In 1988 I accepted the Chairmanship of the Department of Biological Sciences at Rutgers University in New Brunswick, NJ. Reasons for the move (besides returning home to the USA) included excellent research funding for a number of years and proximity to Getta’s mom in Scarsdale NY. (My family had moved to Britain many years earlier.) Getta was gainfully employed, first by Johnson & Johnson and then by Schering Plough, until her retirement a few years ago. A drawback of the move is that we left two “children” in Canada, Kristin and family near Toronto and David and family, now in Calgary. Our oldest daughter, Laura, had moved to Greensboro NC some years earlier.

During the first few years at Rutgers we continued our studies on three genes that we had cloned at UWO, TIMP1, MRP/proliferin, and osteopontin. By mid 1990 it became apparent that osteopontin (OPN) was the most intriguing of the three and of potentially broader significance. We had created a “knockout” mouse unable to make OPN and somewhat to our surprise this mouse appeared to be completely normal. (Typically mice engineered to lack a specific gene exhibit a phenotype different from what was anticipated.) A long-time collaborator, Masaki Noda, in Japan who had an interest in OPN asked me to send him some of the mice. An MD whose research focused on bone pathologies, he decided to see what would happen if some female mice were ovariectomized; to his surprise they did not lose bone mineral (i.e. did not undergo osteoporosis). That was the first phenotype for our OPN KO mice.

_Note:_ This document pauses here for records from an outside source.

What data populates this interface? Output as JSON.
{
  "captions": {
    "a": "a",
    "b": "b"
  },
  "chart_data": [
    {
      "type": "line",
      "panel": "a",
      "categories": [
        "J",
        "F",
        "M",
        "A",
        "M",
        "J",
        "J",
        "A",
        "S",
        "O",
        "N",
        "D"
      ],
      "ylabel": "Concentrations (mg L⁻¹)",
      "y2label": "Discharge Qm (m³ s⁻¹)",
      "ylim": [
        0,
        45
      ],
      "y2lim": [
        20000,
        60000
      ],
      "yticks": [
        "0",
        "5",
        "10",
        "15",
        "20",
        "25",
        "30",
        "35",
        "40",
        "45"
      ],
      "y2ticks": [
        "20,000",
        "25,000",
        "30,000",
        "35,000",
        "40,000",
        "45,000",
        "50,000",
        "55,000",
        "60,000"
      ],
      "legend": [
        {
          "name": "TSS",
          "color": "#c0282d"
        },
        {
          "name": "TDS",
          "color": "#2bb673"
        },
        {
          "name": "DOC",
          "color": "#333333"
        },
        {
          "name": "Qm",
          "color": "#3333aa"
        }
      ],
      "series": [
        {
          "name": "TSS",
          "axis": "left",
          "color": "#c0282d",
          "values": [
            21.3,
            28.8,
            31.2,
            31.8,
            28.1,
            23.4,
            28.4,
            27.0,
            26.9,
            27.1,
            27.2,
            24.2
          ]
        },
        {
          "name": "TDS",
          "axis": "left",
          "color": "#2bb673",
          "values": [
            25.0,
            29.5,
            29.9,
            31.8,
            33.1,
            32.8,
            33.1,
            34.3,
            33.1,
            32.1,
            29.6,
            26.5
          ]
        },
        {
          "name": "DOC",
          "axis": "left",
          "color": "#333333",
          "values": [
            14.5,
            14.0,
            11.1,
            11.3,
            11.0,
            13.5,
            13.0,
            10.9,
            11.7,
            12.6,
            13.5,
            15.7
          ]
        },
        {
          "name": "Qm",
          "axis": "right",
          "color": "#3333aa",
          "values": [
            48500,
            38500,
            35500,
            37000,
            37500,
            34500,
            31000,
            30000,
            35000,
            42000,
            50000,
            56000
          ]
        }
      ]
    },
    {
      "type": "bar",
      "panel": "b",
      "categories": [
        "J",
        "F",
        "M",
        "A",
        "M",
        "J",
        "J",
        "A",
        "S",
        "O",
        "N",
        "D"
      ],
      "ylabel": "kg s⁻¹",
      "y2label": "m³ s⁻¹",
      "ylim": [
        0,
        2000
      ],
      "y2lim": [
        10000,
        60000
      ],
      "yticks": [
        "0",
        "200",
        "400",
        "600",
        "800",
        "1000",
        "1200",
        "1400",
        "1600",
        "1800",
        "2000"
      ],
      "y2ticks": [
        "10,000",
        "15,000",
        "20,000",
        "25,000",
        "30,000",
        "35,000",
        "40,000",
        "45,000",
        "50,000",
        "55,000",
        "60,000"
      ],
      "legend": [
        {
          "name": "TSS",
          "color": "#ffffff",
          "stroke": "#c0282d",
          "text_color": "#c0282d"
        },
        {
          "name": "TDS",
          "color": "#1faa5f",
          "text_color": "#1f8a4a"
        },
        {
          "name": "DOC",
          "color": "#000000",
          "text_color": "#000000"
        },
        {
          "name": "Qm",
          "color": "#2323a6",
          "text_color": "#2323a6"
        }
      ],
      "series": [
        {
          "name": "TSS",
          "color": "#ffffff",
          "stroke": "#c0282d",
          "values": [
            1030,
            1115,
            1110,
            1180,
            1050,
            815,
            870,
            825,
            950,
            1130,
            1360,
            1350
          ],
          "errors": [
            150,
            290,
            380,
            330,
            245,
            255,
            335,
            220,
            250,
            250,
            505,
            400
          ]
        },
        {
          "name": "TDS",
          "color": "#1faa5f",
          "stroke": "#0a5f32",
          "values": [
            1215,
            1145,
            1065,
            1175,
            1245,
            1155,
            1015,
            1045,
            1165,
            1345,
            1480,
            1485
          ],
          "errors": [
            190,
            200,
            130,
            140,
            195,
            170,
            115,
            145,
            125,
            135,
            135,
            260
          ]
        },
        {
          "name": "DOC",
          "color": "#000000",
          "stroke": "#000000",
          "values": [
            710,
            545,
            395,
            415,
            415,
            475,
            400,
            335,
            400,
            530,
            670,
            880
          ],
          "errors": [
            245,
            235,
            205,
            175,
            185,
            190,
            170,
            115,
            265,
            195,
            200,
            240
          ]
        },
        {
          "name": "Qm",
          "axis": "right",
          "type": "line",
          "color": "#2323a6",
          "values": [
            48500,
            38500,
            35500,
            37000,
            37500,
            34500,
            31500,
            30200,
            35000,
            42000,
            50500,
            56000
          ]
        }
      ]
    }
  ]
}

Since retiring as Chair in 1995 I have had fun (second childhood perhaps?) participating, with collaborators and students, in elucidating important functions of OPN in mammalian systems physiology. It is both a secreted protein found in all body fluids (a cytokine) and an extracellular matrix protein in mineralized ECM; there is also intracellular form of OPN whose function is obscure. Structurally, OPN is a highly charged, flexible molecule that interacts with multiple cell surface receptors. As a protein in the bone matrix, it is essential for osteoclast function; these are the cells that normally degrade bone in the normal process of bone turnover, thereby explaining the absence of osteoporosis. As a protein overproduced by almost all metastatic cancer cells, it stimulates the migration and tissue invasion of cancer cells. Importantly, we and others have shown that OPN acts on cells to help them survive under conditions where they would otherwise die. It involved in various immune responses, including the atrophy of the spleen and thymus in response to stress and the progression of autoimmune disease. Recent studies have revealed its presence in many inflammatory situations, including degenerative brain diseases. Like many cytokines, OPN’s action can be either beneficial or harmful. A current direction of our research is to ascertain whether any of the anti-OPN monoclonal antibodies we have created in the last few years may be useful in particular clinical settings, for example inhibiting the progression of auto-immune disease or cancer metastasis. For more details, please see http://lifesci.rutgers.edu/~denhardt

I have had the good fortune to be able to interact with numerous students and colleagues over the past 50 years; they are largely responsible for whatever successes we have had in furthering our understanding of biological systems. Our research in the US was generously supported by NSF and NIH, support that today would be almost impossible given the cultural changes at NIH. Last but not least, I acknowledge my great debt to Getta, whose love and support made possible much of the above.